Author never presented one shred of evidence for the central thesis.
Batocchio
Thanks, Anne Laurie. A good summary of solstice celebrations.
reality-based (the original, not the troll)
@efgoldman:
I’m now back in ND, – at roughly 48 degrees north – after being gone for 25 years in Utah and Northern California. Even modern life is so much harder here. And i grew up here – but i had forgotten how hard it is, the shoveling, and hoping cars start at 40 below, and never seeing the sun. And this is with furnaces and 4-wheel drive and stuff like that. I cant imagine life for my immigrant great-grandfather here, 135 years ago – no roads, huddled in sod huts., sticking it out for the holy grail of Homestead land.
makes me cold just to think about it.
tybee
hmm. yes, i understand that in the frozen tundra, life is tough. my question was, and remains: how far north does one have to live to have winter be that threatening?
Ruckus
@tybee:
Well today you can live farther north easier than you could even just a hundred yrs ago.
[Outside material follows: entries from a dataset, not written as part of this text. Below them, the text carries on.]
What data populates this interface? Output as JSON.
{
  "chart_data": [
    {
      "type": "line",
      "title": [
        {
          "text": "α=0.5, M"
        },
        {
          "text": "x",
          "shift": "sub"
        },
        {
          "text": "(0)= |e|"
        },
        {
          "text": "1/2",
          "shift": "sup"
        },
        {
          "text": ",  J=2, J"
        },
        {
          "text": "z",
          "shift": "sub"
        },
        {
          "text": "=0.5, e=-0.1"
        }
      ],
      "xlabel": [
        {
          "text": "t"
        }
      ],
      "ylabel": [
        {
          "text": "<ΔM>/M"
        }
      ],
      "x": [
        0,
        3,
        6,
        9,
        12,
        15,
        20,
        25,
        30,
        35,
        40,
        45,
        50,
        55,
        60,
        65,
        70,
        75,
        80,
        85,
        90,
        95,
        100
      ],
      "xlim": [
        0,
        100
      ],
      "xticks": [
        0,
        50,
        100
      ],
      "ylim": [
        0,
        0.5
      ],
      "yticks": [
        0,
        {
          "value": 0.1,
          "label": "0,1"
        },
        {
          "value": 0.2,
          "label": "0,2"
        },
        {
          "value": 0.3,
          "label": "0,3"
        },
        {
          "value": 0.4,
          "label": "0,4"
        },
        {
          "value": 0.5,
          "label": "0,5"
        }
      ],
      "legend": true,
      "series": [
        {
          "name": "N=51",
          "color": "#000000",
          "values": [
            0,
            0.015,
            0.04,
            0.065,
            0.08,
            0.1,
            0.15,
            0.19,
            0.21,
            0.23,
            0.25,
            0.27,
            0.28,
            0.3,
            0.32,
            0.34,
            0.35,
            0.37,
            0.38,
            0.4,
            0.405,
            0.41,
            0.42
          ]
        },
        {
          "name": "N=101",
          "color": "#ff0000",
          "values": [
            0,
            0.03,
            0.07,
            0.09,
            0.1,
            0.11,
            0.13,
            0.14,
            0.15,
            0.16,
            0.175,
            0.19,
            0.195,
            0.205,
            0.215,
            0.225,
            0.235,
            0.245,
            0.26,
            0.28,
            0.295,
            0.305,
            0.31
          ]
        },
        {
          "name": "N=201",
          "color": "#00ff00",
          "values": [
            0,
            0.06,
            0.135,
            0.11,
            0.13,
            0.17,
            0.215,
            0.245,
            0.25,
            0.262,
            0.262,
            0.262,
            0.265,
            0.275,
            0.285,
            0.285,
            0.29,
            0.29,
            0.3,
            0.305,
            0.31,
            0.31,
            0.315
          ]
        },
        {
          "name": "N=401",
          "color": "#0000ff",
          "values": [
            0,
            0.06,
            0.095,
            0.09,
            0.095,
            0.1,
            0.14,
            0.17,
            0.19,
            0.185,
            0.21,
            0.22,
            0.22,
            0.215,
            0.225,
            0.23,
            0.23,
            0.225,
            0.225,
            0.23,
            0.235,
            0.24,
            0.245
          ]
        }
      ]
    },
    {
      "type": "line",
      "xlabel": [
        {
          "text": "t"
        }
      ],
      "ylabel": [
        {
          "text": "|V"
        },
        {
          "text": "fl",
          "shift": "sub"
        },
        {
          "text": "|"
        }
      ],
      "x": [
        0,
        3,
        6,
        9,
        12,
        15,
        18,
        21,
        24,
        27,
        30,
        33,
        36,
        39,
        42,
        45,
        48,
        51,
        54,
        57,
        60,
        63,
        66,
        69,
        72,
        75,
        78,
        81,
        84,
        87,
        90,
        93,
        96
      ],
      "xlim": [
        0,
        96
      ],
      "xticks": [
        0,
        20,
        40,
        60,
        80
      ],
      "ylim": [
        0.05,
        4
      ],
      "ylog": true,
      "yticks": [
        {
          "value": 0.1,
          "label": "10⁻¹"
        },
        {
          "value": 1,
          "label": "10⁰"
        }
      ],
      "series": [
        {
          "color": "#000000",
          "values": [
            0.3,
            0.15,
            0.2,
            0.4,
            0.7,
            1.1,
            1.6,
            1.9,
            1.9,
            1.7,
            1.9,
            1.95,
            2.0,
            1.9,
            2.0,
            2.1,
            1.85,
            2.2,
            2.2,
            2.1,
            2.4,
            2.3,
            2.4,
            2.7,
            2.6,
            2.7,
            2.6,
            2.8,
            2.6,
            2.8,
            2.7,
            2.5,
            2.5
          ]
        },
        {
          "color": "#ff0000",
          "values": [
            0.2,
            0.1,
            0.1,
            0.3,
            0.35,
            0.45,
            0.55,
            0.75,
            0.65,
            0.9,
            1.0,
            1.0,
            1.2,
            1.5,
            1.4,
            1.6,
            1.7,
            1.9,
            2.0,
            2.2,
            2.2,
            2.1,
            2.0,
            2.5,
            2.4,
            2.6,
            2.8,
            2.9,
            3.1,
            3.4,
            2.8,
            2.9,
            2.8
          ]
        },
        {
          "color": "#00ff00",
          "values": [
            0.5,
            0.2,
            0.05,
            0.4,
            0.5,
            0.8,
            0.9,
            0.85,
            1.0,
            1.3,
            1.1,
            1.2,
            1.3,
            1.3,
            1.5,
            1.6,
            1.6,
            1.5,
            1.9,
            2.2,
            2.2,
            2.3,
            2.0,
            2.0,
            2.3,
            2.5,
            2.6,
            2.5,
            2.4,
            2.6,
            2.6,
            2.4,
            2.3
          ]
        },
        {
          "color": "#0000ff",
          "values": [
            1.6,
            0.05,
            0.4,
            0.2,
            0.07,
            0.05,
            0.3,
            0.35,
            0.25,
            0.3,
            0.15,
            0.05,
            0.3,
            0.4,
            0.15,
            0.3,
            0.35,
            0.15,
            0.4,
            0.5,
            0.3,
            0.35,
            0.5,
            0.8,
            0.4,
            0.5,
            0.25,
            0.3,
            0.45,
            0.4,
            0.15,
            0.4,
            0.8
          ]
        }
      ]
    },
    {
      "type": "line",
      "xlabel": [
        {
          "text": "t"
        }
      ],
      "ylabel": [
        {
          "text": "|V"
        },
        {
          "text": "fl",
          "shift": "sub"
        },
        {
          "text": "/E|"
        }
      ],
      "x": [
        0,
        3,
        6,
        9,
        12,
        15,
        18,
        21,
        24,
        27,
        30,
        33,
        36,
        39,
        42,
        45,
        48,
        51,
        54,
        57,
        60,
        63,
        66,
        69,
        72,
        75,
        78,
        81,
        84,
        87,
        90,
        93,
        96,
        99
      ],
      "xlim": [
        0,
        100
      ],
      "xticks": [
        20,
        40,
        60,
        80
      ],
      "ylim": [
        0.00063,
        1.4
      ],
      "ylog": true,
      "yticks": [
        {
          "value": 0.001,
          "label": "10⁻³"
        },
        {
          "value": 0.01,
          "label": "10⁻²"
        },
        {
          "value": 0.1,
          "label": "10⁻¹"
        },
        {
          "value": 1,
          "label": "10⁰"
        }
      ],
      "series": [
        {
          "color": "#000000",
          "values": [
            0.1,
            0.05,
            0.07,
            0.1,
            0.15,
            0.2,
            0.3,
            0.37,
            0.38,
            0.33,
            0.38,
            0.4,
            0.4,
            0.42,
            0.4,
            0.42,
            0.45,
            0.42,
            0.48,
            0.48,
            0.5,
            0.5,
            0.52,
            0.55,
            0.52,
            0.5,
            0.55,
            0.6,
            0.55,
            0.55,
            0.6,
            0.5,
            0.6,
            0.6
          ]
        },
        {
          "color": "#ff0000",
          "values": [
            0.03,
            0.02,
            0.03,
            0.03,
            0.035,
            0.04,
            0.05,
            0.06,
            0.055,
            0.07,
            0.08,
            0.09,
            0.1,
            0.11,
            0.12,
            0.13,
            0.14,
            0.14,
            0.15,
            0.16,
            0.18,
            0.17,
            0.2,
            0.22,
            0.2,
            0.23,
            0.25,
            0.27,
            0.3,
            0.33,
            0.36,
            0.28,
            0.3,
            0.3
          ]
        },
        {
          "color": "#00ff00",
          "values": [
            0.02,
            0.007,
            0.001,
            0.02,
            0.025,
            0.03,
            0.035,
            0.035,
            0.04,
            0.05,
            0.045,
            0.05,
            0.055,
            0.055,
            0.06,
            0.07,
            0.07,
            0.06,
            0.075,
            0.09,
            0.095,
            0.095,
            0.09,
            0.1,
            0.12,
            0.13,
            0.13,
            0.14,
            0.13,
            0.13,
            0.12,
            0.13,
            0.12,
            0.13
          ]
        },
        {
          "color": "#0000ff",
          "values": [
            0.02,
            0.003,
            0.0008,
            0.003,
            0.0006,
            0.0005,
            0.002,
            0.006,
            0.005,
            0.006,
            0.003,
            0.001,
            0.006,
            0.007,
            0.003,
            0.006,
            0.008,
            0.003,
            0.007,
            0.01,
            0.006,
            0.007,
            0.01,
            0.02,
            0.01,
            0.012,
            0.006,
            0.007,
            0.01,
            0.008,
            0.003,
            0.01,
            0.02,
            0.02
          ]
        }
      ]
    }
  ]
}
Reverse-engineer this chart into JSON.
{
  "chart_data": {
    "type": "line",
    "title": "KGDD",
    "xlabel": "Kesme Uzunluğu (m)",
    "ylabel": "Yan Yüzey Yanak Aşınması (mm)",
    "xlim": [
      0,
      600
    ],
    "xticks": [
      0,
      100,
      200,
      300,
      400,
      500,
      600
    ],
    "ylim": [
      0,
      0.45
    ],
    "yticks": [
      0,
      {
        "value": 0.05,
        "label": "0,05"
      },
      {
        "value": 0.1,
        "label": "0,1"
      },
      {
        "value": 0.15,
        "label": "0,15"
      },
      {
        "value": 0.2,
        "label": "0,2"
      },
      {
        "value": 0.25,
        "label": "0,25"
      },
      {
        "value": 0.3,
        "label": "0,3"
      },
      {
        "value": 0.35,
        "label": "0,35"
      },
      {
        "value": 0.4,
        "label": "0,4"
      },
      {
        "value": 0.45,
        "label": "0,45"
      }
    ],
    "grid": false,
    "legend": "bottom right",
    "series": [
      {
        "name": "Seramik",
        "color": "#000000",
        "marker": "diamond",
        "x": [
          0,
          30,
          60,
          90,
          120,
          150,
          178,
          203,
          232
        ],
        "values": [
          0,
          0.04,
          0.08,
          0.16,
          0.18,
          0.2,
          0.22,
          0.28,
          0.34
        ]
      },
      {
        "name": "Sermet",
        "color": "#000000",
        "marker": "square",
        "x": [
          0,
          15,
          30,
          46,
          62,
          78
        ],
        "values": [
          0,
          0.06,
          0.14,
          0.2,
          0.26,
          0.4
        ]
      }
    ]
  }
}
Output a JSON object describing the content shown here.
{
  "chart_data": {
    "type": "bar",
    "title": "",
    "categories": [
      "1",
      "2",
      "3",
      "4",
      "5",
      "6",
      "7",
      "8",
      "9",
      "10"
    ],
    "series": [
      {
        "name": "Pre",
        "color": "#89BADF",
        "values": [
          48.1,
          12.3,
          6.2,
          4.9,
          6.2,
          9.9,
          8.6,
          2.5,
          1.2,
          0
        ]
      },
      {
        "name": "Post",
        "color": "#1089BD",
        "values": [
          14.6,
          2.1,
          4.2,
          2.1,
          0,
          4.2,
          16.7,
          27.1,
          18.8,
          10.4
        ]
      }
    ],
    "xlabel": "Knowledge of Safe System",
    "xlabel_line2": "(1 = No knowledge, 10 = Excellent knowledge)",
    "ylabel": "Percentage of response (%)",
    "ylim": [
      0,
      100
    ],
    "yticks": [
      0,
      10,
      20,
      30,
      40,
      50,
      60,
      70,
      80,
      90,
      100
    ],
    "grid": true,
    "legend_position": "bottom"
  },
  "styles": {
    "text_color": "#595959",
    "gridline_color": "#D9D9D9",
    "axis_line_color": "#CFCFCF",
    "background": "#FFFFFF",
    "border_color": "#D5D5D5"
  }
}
Read @reality-based (the original, not the troll): account about it. But even at 38 deg north in a rough winter it would have been tough without reliable heat and warm clothing and grocery stores. The 38th runs a few miles north of SF, through KC, West Virginia. Our modern life is much easier for most people. Even 50 yrs ago it was tougher than today.
Mike G
And in 300BC, Fox Scroll was bitching about “The War on Saturnalia”
Bart
Feck, that’s Michelle Dockery playing Death’s granddaughter!
sm*t cl*de
For values of “most of human history” that are centred on that small scrap of population living in the arse-end of the world, i.e. Northern Europe. For the rest of the world, not so much.
… i.e. what Cokane said. The author of the piece needs new cliches to regurge.